Adding another line of code to the API call above, geometry = TRUE, also downloads the corresponding shapefiles for the data. The example below also includes shift_geo = TRUE, which resizes and relocates Alaksa and Hawaii to fit closer to the contiguous states for mapping purposes.

# Load tmap library
p_load(tmap)    # For creating categorical maps with tmap 

# Download state populations with shapefile
state_populations_shapefile <- get_acs(geography = "state",
                                       variables = "DP05_0001",
                                       year = 2020,
                                       geometry = TRUE,
                                       shift_geo = TRUE) %>%
  rename(POPULATION = estimate) %>%
  select(GEOID, NAME, POPULATION)

# Plot statewide populations
tm_shape(state_populations_shapefile) +
  tm_fill(title = "Statewide Population (2020)",
          col = "POPULATION",
          style = "cont",
          palette = "viridis",
          alpha = 0.7,
          n = 10) +
  tm_shape(state_populations_shapefile) +
  tm_borders(col = "white") +
  tm_layout(frame = FALSE,
            legend.outside = TRUE)

Use FIPS Codes to Limit Selection

Using the FIPS codes from above, this map can be limited easily to just the 48 contiguous states. This is also how a user could use the FIPS code dataset to limit which states are selected with any of the tidycensus API call functions.

# Create list of contiguous states
states <- unlist(state_fips %>%
                   filter(!state %in% c("AK", "HI")) %>%
                   select(state))

# Download population and shapefiles for contiguous states only
contiguous_populations_shapefile <- get_acs(geography = "state",
                                            state =  states,
                                            variables = "DP05_0001",
                                            year = 2020,
                                            geometry = TRUE)  %>%
  rename(POPULATION = estimate) %>%
  select(GEOID, NAME, POPULATION)

# Plot statewide populations for contiguous states
tm_shape(contiguous_populations_shapefile) +
  tm_fill(title = "Statewide Population (2020)",
          col = "POPULATION",
          style = "cont",
          palette = "viridis",
          alpha = 0.7,
          n = 10) +
  tm_shape(contiguous_populations_shapefile) +
  tm_borders(col = "white") +
  tm_layout(frame = FALSE,
            legend.outside = TRUE)



HUD Crosswalk Files

The US Department of Housing and Urban Development’s (HUD) Office of Policy Development and Research puts out ZIP code crosswalk data for each quarter year. These crosswalks allow for easy linking between ZIP codes and census tracts, counties, Core Based Statistical Areas (CBSA), and congressional districts.

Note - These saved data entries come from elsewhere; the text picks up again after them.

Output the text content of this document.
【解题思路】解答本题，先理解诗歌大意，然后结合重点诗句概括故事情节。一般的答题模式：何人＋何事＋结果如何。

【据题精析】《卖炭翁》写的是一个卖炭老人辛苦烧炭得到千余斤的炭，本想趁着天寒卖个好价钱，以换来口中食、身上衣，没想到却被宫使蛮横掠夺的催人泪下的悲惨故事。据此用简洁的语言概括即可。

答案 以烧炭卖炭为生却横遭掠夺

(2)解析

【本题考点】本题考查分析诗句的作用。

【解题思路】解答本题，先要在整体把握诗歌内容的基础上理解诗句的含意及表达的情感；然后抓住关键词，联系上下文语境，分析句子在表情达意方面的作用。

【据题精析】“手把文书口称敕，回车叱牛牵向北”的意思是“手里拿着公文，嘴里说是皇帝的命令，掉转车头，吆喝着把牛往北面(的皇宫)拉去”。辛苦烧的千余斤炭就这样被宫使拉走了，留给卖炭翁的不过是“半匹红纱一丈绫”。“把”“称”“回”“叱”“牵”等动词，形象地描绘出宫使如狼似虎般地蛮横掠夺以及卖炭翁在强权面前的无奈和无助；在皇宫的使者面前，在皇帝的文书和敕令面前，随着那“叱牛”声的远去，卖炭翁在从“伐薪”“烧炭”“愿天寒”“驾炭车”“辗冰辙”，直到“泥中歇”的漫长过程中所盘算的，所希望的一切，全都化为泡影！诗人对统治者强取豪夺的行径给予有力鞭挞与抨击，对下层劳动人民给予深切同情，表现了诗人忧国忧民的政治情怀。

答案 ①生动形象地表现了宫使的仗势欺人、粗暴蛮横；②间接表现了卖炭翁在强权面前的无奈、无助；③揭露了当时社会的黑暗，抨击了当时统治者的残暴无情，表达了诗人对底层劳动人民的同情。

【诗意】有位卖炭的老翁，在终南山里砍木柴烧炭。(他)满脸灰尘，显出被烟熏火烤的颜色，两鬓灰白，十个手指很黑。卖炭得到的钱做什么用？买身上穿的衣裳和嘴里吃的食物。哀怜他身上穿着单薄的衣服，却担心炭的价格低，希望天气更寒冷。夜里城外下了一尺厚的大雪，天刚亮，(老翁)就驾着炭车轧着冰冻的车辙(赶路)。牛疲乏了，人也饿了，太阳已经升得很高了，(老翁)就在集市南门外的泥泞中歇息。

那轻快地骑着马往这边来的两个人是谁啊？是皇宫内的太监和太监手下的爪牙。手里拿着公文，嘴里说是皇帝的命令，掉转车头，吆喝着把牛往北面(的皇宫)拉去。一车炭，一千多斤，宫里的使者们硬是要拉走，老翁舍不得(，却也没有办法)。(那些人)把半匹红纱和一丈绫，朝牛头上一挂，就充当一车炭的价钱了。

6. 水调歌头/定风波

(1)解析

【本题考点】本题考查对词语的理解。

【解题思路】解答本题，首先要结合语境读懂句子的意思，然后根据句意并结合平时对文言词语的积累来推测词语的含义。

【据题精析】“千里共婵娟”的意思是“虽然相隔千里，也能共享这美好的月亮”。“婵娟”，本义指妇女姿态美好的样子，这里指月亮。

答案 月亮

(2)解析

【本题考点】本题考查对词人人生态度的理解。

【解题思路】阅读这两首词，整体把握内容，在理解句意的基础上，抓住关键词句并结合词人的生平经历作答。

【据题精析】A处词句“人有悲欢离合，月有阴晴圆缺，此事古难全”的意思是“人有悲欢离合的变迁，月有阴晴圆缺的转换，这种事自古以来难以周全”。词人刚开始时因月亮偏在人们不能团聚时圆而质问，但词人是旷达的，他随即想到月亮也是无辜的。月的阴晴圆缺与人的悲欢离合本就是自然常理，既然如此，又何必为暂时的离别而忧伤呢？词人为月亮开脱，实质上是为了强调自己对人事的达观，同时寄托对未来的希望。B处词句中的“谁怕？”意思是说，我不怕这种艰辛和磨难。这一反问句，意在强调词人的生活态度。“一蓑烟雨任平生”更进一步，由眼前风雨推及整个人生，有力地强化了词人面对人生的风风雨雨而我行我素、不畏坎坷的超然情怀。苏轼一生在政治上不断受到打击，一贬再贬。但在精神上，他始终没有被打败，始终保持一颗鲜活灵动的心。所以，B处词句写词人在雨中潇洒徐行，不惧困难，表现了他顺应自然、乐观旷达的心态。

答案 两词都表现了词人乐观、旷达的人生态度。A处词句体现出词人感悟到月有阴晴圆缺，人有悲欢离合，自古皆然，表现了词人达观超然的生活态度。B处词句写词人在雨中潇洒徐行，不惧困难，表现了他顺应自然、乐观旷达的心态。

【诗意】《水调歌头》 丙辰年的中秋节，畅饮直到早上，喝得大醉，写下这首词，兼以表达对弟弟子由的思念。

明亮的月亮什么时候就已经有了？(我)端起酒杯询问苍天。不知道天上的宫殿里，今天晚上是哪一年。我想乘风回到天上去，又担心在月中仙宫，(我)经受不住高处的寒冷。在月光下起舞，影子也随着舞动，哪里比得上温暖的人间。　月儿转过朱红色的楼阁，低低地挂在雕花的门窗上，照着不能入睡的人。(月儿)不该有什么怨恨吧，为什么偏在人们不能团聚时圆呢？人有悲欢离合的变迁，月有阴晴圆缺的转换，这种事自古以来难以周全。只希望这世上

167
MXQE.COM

Below are examples on how to use the ZIP code to County crosswalk file for the 4th quarter of 2021.

Note: this data is available as an .xlsx spreadsheet, but it has been converted to a .csv file for this example.

# Load the data (use colClasses to keep leading 0's in ZIP codes and county FIPS codes)
hud_crosswalk <- read.csv("./data/ZIP_COUNTY_122021.csv",
                          colClasses = c("zip" = "character",
                                         "county" = "character"))

# Inspect the data
hud_crosswalk[1:5,] %>%
       arrange(zip) %>%
  kbl(caption = "First Five Rows of HUD ZIP Code to County Crosswalk", 
      align = "r") %>%
  kable_minimal("hover")
First Five Rows of HUD ZIP Code to County Crosswalk
zip county usps_zip_pref_city usps_zip_pref_state res_ratio bus_ratio oth_ratio tot_ratio
00683 72125 SAN GERMAN PR 0.9530361 0.9966555 0.9807692 0.9563004
00683 72079 SAN GERMAN PR 0.0009488 0.0000000 0.0000000 0.0008725
00683 72023 SAN GERMAN PR 0.0007906 0.0011148 0.0000000 0.0007998
00683 72097 SAN GERMAN PR 0.0001581 0.0000000 0.0000000 0.0001454
00683 72121 SAN GERMAN PR 0.0450664 0.0022297 0.0192308 0.0418818



One common reason to use these crosswalks is to assign a county to a ZIP code. However, ZIP codes are not subsets of counties, so their routes can cross county lines. Fortunately, HUD provides the proportion of residents living in each linked county for that ZIP code, which can be used to asign a single county to each ZIP code. Here is an example of a ZIP code that crosses into multiple counties.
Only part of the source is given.